Relatório publicado em 4 de maio de 2026 revelou que forças israelenses adotam regras distintas de uso da força contra palestinos e colonos na Cisjordânia ocupada. Declarações do major-general Avi Bluth, obtidas pelo jornal Haaretz, indicam endurecimento deliberado das operações contra a população palestina. Os dados se inserem no contexto do genocídio em curso contra o povo palestino desde 7 de outubro de 2023. A reportagem divulgada pelo jornal hebraico Haaretz no domingo, 3 de maio de 2026, expôs declarações do comandante do comando central do exército israelense, major-general Avi Bluth, feitas em fórum fechado.


Cisjordânia, Palestina ocupada
Cisjordânia, Palestina ocupada

No encontro, o oficial reconheceu a aplicação de uma política diferenciada no uso da força: enquanto soldados recebem autorização ampliada para abrir fogo contra palestinos acusados de lançar pedras ou cruzar linhas de separação, medidas equivalentes não são adotadas contra colonos judeus em situações similares.


Bluth afirmou que as regras de engajamento foram alteradas com o objetivo de impedir a repetição de ações da Resistência Palestina ocorridas em 7 de outubro de 2023. Segundo ele, a estratégia adotada pelo comando militar consiste em intensificar ações letais na Cisjordânia ocupada. “Estamos matando como não fazíamos desde 1967”, declarou, em referência ao período posterior à ocupação militar do território após a chamada Guerra dos Seis Dias.

O oficial também descreveu mudanças operacionais que permitem disparos direcionados durante detenções. Ele afirmou que forças sob seu comando podem atirar “na altura do joelho ou abaixo dele” contra suspeitos palestinos, com a finalidade de gerar “consciência sobre a barreira”. A declaração indica autorização institucional para o uso de munição real em operações de controle populacional.
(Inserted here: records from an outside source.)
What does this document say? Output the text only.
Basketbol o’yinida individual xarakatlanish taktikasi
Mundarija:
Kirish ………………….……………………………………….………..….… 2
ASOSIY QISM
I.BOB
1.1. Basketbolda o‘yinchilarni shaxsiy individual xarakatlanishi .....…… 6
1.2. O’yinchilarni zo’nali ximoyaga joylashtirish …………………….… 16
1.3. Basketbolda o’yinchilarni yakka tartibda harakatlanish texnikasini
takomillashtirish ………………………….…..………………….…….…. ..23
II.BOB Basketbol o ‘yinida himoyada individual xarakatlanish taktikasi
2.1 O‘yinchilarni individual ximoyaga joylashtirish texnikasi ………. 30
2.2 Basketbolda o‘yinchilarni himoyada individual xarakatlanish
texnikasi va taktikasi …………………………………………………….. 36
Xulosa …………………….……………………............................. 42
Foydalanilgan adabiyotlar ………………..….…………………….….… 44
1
Durante a mesma intervenção, Bluth mencionou os palestinos feridos ao tentar atravessar áreas militarizadas, descrevendo-os como “monumentos cambaleantes” dentro das comunidades locais. Ele acrescentou que “um preço está sendo pago”, associando diretamente a política de ferimentos deliberados a uma lógica de punição coletiva.


Dados do Escritório das Nações Unidas para a Coordenação de Assuntos Humanitários (OCHA) indicam que, desde o início de 2026, ao menos 42 palestinos foram mortos na Cisjordânia ocupada. Entre essas mortes, 11 foram atribuídas a colonos armados. O número se soma ao total de cerca de 1.500 palestinos mortos nos últimos anos no mesmo território, conforme mencionado pelo próprio comandante israelense.
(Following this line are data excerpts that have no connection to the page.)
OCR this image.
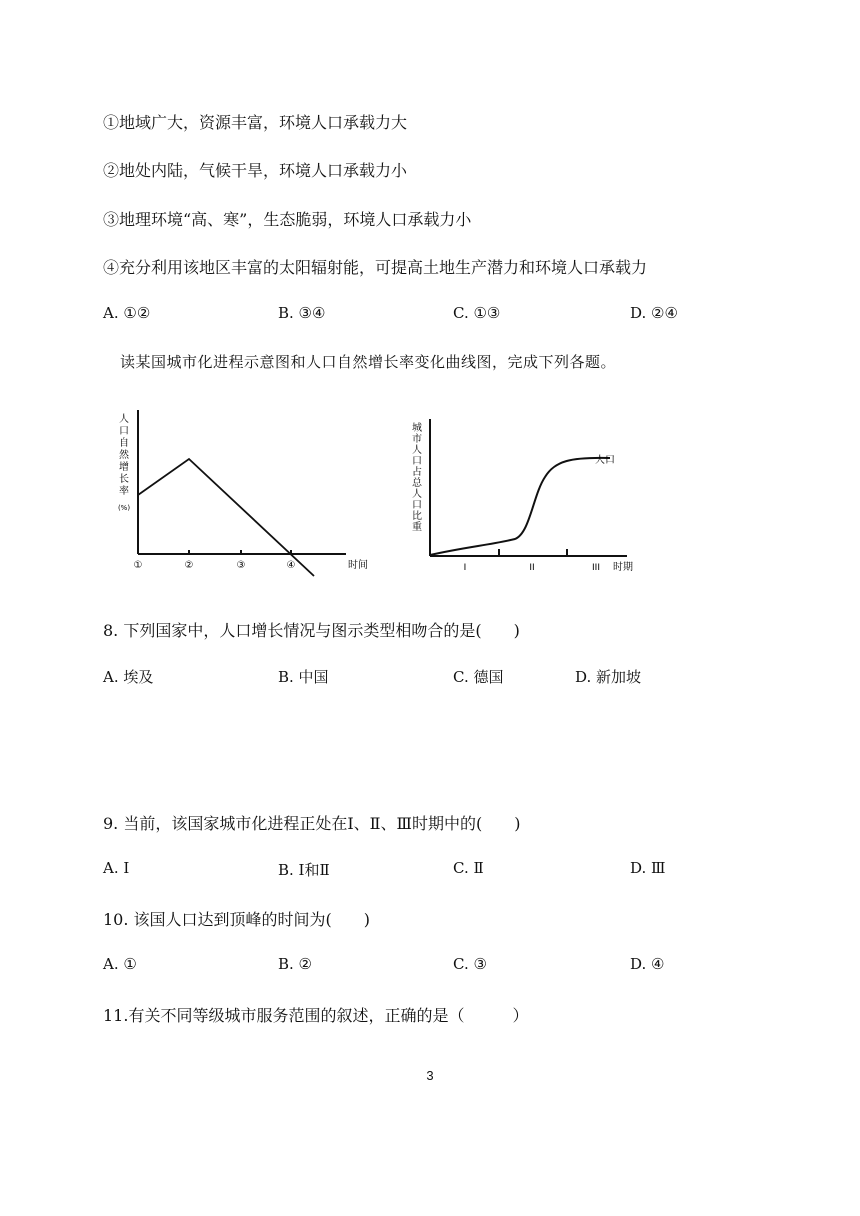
①地域广大，资源丰富，环境人口承载力大
②地处内陆，气候干旱，环境人口承载力小
③地理环境“高、寒”，生态脆弱，环境人口承载力小
④充分利用该地区丰富的太阳辐射能，可提高土地生产潜力和环境人口承载力
A. ①②	B. ③④	C. ①③	D. ②④
读某国城市化进程示意图和人口自然增长率变化曲线图，完成下列各题。
人
口
自
然
增
长
率
(%)
①	②	③	④	时间
城
市
人
口
占
总
人
口
比
重
人口
I	II	III 时期
8. 下列国家中，人口增长情况与图示类型相吻合的是(　　)
A. 埃及	B. 中国	C. 德国	D. 新加坡
9. 当前，该国家城市化进程正处在Ⅰ、Ⅱ、Ⅲ时期中的(　　)
A. Ⅰ	B. Ⅰ和Ⅱ	C. Ⅱ	D. Ⅲ
10. 该国人口达到顶峰的时间为(　　)
A. ①	B. ②	C. ③	D. ④
11.有关不同等级城市服务范围的叙述，正确的是（　　　）
3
No domingo, 4 de maio de 2026, forças israelenses realizaram uma operação na cidade de Nablus, resultando na morte de um palestino e em mais de 40 feridos, segundo informações divulgadas pela imprensa regional. A ação ocorreu em meio à intensificação de incursões militares em centros urbanos da Cisjordânia.


As declarações de Bluth e os dados apresentados reforçam a existência de uma política institucional baseada em distinção étnica no uso da força, em um território sob ocupação militar contínua desde 1967, com apoio político, financeiro e militar do governo estadunidense.